The claim
"Foundry compatible" is one of the most overused phrases in semiconductor startup decks. It is often meant to reassure investors that the company can scale without owning a fab.
But compatibility is not binary. A process can look compatible in a slide and still fail at design-rule integration, tool availability, thermal budget, contamination rules, yield learning, test methodology, reliability, or business access.
Warning signs
Be skeptical when the claim is based on generic CMOS language, a university cleanroom flow, a single module demonstration, or a vague statement that "any foundry can run this."
The harder questions are specific: Which foundry? Which node? Which module? Which design rules? Which tools? What masks change? What reliability stress is required? Who owns the yield-learning loop? What is the foundry's incentive to support this?
What good evidence looks like
Good evidence includes a real process integration plan, credible design-rule assumptions, known tool compatibility, contamination and thermal-budget analysis, test strategy, reliability path, and evidence that a foundry or manufacturing partner would actually engage.

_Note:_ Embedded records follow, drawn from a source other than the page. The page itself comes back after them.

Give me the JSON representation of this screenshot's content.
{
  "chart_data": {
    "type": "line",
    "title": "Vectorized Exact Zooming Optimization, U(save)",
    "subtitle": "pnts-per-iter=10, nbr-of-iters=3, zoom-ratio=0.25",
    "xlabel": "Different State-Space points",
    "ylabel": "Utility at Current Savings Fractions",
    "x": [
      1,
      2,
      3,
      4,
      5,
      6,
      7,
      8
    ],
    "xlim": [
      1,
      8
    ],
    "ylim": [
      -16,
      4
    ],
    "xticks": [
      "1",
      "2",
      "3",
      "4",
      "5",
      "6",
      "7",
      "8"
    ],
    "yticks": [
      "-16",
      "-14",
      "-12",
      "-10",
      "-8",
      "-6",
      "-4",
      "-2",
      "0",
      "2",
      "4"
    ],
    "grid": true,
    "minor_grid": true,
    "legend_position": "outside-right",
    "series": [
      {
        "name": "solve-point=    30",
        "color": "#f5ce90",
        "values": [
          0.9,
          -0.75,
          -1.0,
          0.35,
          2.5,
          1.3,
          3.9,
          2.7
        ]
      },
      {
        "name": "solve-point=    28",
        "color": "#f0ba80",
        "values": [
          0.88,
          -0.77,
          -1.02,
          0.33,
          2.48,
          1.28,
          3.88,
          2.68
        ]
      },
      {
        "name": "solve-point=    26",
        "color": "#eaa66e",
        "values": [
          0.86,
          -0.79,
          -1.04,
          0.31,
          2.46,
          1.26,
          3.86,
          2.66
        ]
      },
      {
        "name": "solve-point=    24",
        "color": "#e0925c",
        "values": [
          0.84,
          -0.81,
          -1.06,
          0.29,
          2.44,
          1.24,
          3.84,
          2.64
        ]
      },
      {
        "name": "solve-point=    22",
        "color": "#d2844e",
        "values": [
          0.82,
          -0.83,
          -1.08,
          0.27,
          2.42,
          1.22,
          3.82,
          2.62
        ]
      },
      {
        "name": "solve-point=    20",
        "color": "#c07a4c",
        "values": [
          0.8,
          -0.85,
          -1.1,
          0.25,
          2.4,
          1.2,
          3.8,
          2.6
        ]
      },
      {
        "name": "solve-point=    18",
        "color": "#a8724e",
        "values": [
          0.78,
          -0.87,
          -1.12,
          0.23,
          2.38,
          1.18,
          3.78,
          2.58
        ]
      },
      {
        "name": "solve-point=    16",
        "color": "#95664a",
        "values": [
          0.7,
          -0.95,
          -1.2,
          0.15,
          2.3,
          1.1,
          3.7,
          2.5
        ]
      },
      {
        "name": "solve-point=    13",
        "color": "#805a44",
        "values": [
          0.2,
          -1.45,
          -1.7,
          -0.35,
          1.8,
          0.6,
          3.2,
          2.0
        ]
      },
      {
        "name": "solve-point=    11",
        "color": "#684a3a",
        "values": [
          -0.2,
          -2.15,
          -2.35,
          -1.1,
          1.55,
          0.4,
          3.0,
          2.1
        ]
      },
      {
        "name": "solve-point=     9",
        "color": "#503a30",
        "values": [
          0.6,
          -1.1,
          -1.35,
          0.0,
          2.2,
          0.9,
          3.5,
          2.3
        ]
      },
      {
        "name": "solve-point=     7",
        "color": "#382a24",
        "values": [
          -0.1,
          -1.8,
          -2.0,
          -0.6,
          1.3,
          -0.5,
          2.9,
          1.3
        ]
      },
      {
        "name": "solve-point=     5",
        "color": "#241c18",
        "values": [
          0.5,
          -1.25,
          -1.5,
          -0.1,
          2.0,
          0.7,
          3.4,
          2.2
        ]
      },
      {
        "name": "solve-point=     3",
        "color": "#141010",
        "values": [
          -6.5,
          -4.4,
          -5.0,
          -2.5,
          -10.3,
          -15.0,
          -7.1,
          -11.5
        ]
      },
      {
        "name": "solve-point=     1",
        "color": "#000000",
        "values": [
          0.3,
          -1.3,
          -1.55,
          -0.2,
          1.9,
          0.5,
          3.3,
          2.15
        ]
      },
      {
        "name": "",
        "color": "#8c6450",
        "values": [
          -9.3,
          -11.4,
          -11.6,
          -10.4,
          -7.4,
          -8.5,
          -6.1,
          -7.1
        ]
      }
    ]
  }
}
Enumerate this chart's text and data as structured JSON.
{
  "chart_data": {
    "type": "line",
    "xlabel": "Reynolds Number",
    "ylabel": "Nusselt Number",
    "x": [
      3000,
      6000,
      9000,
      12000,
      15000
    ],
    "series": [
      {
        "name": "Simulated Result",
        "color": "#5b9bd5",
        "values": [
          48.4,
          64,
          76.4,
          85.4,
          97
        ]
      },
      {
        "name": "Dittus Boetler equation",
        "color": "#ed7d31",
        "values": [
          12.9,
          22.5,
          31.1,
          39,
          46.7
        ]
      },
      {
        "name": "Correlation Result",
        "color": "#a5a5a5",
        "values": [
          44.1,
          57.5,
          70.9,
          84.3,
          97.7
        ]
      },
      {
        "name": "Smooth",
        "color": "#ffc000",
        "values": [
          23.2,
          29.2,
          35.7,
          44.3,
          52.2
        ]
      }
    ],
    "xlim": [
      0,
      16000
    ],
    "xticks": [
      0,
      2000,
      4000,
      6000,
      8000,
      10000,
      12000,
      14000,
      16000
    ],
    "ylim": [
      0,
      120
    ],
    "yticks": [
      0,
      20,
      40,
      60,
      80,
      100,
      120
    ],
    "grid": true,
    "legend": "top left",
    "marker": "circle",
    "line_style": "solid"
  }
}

Foundry compatibility must also be commercially compatible. A technically possible flow is not enough if the economics, volumes, qualification burden, or support model make it unattractive.
TIGRE lens
TIGRE pressure-tests whether a foundry claim is real, partial, aspirational, or misleading. The question is not whether the process can be imagined in a fab. The question is whether it can support a manufacturable, qualified, sellable product.